Recommandation du comité
Recommandation du comité
- 89. Dans ces conditions, le comité recommande au Conseil d'administration d'approuver le présent rapport et, en particulier, les conclusions suivantes:
- a) Le comité rappelle le principe énoncé dans la recommandation no 143 sur la protection et les facilités qui devraient être accordées aux représentants des travailleurs dans l'entreprise qui propose, parmi les mesures spécifiques de protection, la "reconnaissance d'une priorité à accorder au maintien en emploi des représentants des travailleurs en cas de réduction du personnel".
- b) Rappelant des conclusions antérieures qu'il a formulées au sujet de la législation de la République dominicaine, le comité appelle l'attention du gouvernement sur le fait que la législation d'un pays n'accorde pas une protection suffisante contre les actes de discrimination antisyndicale là où elle permet aux employeurs de congédier un travailleur sans juste motif, à condition de payer les indemnités prévues par la loi.

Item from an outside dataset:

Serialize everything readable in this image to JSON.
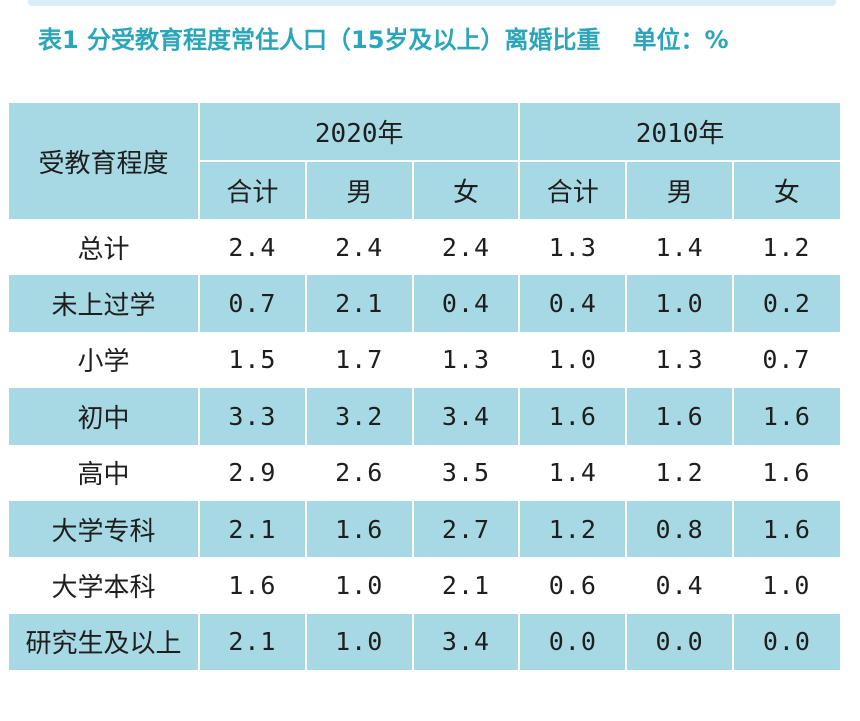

- c) Le comité appelle l'attention de la Commission d'experts pour l'application des conventions et recommandations sur l'aspect législatif du cas et prie le gouvernement d'envisager l'adoption de dispositions législatives qui protègent efficacement les dirigeants syndicaux et les travailleurs contre les licenciements motivés par leurs activités syndicales.